Opinion: Here’s why the Senate’s filibuster rule could safely be abolished
The debate within the Democratic Party over whether to scrap the filibuster, which requires 60 votes to end debate on a bill so it can go to a final vote, flared up again after the Senate Parliamentarian Elizabeth MacDonough ruled against Democrats’ proposal to boost the minimum wage gradually to $15 by 2025. The proposal would have violated a Senate rule governing what can be in fast-track budget bills that can pass the Senate with only 51 votes, she found.

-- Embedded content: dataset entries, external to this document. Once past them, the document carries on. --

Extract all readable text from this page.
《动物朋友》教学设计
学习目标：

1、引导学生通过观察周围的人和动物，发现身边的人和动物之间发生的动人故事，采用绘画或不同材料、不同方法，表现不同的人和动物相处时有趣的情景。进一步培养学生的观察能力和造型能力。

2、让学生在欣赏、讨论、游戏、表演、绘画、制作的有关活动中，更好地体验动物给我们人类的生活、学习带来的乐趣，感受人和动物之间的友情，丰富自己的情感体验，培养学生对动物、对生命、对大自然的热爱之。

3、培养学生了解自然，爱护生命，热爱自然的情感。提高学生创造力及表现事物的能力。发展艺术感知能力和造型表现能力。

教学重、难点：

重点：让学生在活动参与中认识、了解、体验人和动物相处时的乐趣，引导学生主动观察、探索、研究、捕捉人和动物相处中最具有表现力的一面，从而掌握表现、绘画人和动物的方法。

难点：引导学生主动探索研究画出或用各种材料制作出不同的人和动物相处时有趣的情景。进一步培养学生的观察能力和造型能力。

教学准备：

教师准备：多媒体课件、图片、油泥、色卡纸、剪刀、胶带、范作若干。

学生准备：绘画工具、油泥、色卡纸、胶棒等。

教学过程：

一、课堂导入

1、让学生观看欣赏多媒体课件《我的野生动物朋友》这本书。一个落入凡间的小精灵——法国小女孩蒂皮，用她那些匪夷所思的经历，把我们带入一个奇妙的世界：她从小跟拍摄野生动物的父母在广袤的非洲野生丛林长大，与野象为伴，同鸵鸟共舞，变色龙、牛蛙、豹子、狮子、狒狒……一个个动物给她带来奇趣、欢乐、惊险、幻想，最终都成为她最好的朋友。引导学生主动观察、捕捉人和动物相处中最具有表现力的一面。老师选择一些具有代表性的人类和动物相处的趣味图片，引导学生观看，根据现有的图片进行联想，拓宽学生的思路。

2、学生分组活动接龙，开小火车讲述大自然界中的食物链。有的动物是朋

The wage boost was put in the bill only because it was assumed it could not garner by itself the needed 10 Republican votes to advance in a regular bill. But if Democrats scrapped the filibuster, as was done for executive nominations by Sen. Mitch McConnell when Republicans controlled the Senate, it would allow for a minimum-wage hike and other big party priorities to pass with 51 votes. Republicans have warned they oppose getting rid of the filibuster and Democrats would regret the move the next time they are in the minority.
Clyburn, the party whip, is the only Black lawmaker in a long-running Democratic triumvirate that has led the House Democrats since 2007, along with House Majority Leader Steny Hoyer and Speaker Nancy Pelosi.
He was prominent in 2000 during the Democratic presidential primaries. His endorsement of Joe Biden, who had limped through the first few states, was seen as pivotal in helping turn the Biden campaign around.
Opponents of the filibuster have long pointed to its use against civil-rights legislation as one of the reasons it is illegitimate and should be eliminated. Clyburn called back to his own history, when he was arrested in South Carolina for participating in a protest to desegregate lunch counters.
“Nobody thought that one of those little 20-year-olds arrested on that day would be standing here today,” he said.
“We’re not going to just give in to these arcane methods of denying progress. This party is not going to do it, and if [Republicans] want to be characterized that way, we will oblige them,” he said. “I tell you, I will not be quiet on this issue. People of color will not be quiet on this issue.”